Resettlement folks here say two things. One, the federal government simply ignored the fearmongering governors. Two, there was a little-publicized “backlash to the backlash” that bubbled up from the most powerful spot of all: the bottom.
“The churches just came out of the woodwork to help,” Duea says. “People were very upset about the tenor of what was being said about the refugees, and they wanted to do something concrete to counteract it. They would come in here and say — ‘That’s not my voice.’ ”
The relief group International Rescue Committee quantified the reaction. They studied the refugee controversy on social media and found that all the Muslim-bashing had spawned a pro-refugee counter wave.
“Down on the ground, it turned into a very positive story that hasn’t gotten the media attention that all those negative stories did,” says Nicky Smith, director of International Rescue’s Seattle office. Her agency has settled 25 Syrians in South King County.
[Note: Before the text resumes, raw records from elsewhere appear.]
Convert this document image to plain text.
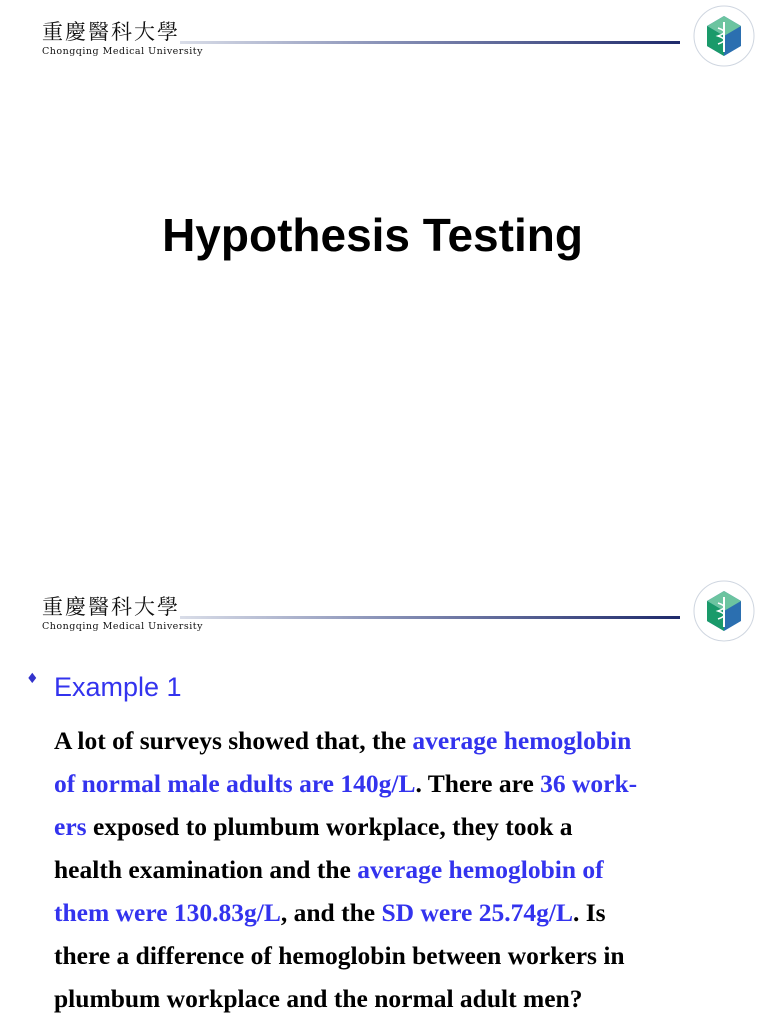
重慶醫科大學
Chongqing Medical University
Hypothesis Testing
重慶醫科大學
Chongqing Medical University
♦ Example 1
A lot of surveys showed that, the average hemoglobin
of normal male adults are 140g/L. There are 36 work-
ers exposed to plumbum workplace, they took a
health examination and the average hemoglobin of
them were 130.83g/L, and the SD were 25.74g/L. Is
there a difference of hemoglobin between workers in
plumbum workplace and the normal adult men?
This could be a case study in how a national election can magnify issues that really aren’t that big a deal, fanning them into existential crises. As Duea notes, about the hardest and most time-consuming way possible for a terrorist to get into the country would be to pose as a refugee. Yet because terrorism and refugee resettlement were conflated for their own fearmongering purposes by national politicians — most egregiously by Donald Trump — it threw into doubt decades-old programs that are designed to help the very victims of international terrorism and war.
But the real story, the one that matters in the end, is that many of you didn’t give in to the xenophobic hype. You quietly did the exact opposite. It’s as good an omen as we’ve got as we head into the hyper-charged craziness of the fall elections.